Introduction
Essentially, mission-oriented policy translates to joint action undertaken to achieve common, ambitious, concrete, and time-bound policy objectives. Both mission definition and implementation require the establishment of appropriate governance structures and co-ordination mechanisms to ensure that policymaking institutions (often operating across policy fields and levels of government) effectively align their public interventions to reach set targets. Missions also involve active engagement of diverse stakeholders beyond government, including organisations that may never have interacted together before and hold differing interests and points of view.

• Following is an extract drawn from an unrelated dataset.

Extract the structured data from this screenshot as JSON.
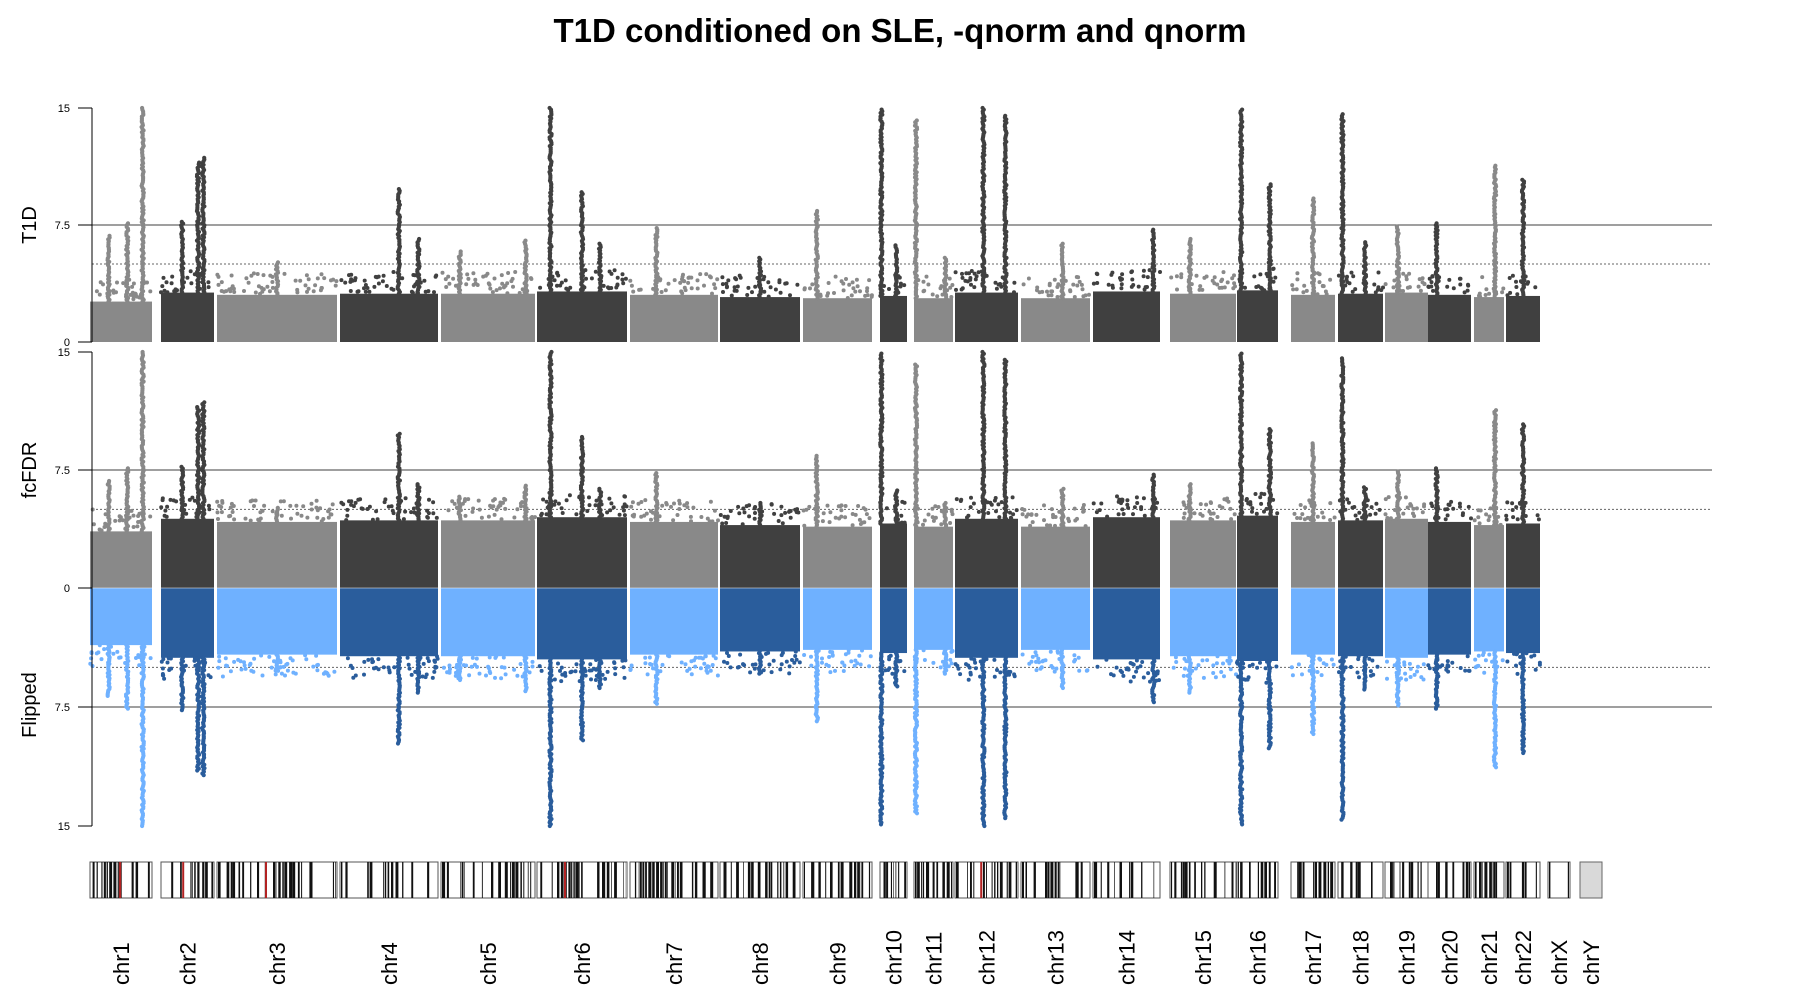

This raises the need for effective horizontal and vertical coordination and, more broadly, pro-active multilevel governance. Despite this, mission governance and structures are in practice often afterthoughts, resulting from and limited by pre-existing institutional set-ups. This represents a serious constraint on the transformative ambitions of the mission they are meant to enable.
Approaches
The Mission Action Lab works to change this, by seeking to develop guidance on governance that give mission-oriented policies a fair shot at delivering on their many promises. We therefore investigate questions such as:
- What are the implications of governance level ownership (e.g. centre of government, ministry, agency, platform) on missions?
- What governance instruments and roles are needed for successful mission-oriented policy implementation?
- What mechanisms can help ensure both horizontal and vertical coordination within mission stakeholders?
- What can missions keep momentum and sustain legitimacy in changing political and economic environments?